The way in which organisations conduct business online, manage their websites, and design customer journeys is set to change, due to changes in website cookie consent across the web. The Key changes to website cookie consent in 2022 are:
- The consent used for all cookies on 80% of EU websites may be invalid in six months. (Note that some of the current consents and permissions may be unlawful now.)
- Consider taking steps to stop using Google Analytics or identify alternative means for gathering analytics data.
- Effective immediately, Google Analytics should not be used in France or Austria, with other countries close behind.
- Regulators are beginning to take a firm stance on transfers to the US.
- The threshold for setting supplementary measures that effectively protect data from FISA 702 or the CLOUD ACT is high
There has been a recent trend where regulators are finding against various aspects of how website operators manage their domains. It is evident that a shift in how the online space functions are coming sooner rather than later as we see the method of consent gathering that 80% of EU websites being found non-compliant. As well as this, two regulators have deemed the use of Google Analytics unlawful, with others soon to follow suit. We have reviewed these findings and broken out the key points and actions you should consider.
Background to website cookie consent changes 2022
The Transparency and Consent Framework (see more about TCF here) is an advertising industry framework to help publishers, agencies and advertisers to meet their transparency and consent requirement under GDPR. It is a framework issued to manage consent for 80% of EU websites. See the further reading section for some brief information on how TCF works. It was established by IAB Europe, the European-level association for the digital marketing and advertising ecosystem that develops standards, policy, and undertakes research in those fields.
Closely linked to TCF is the use of Google Analytics. After the Schrems II judgement in 2020, NOYB issued 101 complaints to several regulators on using cookies. These have culminated in decisions by the French and Austrian regulators where it was found that Google Analytics is unlawful.
What do cookie consent changes mean for you?
These cases represent the new enforcement focus for many DPAs – "Cookie consent" and "third country data transfers". This focus will impact nearly every company that has an online presence. Essentially it means that the online world of business is poised to change.
What do you have to do?
When do you have to do it?
Organisations need to begin looking for alternatives to third-party cookies and reimagining their online presence.
Transparency and Consent Framework Ecosystem
The is a brief document designed to give an understanding of how the Transparency and Consent Framework (TCF) operates. For more information, please talk to your website developer or see the IAB Europe's website.
Main Parties of TCF
- Publishers — Parties who make advertising space available on their website or in their application and who are in direct contact with users whose personal data are collected and processed. A publisher may provide a CMP on its website or in its app to enable it to seek and manage the consent of visitors/users to the processing of their personal data and to facilitate the operation of TCF. Publishers decide which adtech vendors may collect data through their website and process their users' personal data (and/or access their devices) and for what purposes.
- Adtech vendors — Companies that receive personal data from publishers in order to fill advertising spaces on publisher websites or in publisher apps, such as advertisers, SSPs, DSPs, Ad Exchanges, and DMPs.

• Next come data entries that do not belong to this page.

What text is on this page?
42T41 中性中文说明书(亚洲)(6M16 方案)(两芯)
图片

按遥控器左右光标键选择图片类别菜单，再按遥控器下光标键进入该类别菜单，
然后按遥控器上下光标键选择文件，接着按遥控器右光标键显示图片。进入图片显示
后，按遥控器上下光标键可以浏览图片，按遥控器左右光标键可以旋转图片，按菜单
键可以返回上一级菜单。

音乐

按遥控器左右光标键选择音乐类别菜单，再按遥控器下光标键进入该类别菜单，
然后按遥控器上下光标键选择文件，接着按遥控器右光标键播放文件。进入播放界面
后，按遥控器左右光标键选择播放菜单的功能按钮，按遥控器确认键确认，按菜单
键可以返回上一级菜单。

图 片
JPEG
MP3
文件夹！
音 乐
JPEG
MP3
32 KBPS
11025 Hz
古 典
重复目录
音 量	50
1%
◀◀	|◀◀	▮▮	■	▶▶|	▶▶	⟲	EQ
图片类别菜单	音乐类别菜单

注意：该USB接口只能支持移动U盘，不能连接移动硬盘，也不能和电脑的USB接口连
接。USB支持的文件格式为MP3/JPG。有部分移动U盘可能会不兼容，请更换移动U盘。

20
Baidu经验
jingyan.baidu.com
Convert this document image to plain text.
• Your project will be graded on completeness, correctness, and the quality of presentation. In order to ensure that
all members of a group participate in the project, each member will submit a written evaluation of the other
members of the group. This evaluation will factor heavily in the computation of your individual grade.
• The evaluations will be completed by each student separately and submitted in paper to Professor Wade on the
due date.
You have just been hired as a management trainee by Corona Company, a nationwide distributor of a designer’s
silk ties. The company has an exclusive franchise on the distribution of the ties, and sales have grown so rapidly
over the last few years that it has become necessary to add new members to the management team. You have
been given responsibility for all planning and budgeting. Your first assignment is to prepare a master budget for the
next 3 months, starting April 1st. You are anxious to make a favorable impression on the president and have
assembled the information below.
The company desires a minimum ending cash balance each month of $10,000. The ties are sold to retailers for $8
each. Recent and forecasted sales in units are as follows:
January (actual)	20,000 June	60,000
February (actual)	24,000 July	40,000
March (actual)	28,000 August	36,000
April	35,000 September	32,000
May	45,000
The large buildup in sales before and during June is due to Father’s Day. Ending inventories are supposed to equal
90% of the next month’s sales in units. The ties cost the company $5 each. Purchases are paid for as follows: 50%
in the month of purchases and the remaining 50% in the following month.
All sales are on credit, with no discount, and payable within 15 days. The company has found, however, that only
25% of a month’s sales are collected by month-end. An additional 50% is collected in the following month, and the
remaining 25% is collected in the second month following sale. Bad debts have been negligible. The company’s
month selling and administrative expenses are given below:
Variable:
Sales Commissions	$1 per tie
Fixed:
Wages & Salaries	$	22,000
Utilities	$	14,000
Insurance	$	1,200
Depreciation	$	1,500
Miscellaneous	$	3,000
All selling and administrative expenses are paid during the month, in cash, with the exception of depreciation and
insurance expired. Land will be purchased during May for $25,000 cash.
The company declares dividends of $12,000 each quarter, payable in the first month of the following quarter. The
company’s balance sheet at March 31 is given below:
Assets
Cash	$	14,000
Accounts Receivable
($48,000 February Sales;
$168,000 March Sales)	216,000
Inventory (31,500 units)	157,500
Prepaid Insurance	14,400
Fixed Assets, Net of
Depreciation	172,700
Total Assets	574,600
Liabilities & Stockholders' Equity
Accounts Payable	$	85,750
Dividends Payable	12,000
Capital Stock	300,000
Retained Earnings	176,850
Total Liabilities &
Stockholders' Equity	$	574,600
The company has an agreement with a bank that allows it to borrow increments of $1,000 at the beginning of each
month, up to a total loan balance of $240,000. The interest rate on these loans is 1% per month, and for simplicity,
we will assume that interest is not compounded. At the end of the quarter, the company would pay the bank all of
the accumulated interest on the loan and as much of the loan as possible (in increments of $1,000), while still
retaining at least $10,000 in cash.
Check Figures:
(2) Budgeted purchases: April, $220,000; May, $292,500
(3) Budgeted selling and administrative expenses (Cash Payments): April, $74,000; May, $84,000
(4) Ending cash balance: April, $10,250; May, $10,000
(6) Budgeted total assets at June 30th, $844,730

- Consent Management Platforms — Specifically for TCF, there are also companies that offer so-called "Consent Management Platforms" (CMPs). Specifically, a CMP takes the form of a pop-up that appears during the first connection to a website to collect the Internet user's consent to the placement of cookies and other identifying information.
How the “Framework” works
- User accesses webpage or app belonging to the publisher
- Website or app activates a consent management platform (chosen by publisher)
- The consent management platform checks for "eu-consent-v2" cookie on the user's device through the "consensus.org" domain
- If there is no cookie identified or if there is an update necessary, then the consent management platform will show the permission UI
- The user clicks "accept all", "reject all", or "save" in the consent pop up
- The consent management platform generates an "eu-consent-v2" cookie to update the user's preference
Are you using the TCF?
Approximately 80% of websites in Europe rely on the TCF. To find out if a website does, you can search for the cookies mentioned above or get in touch with the website developer.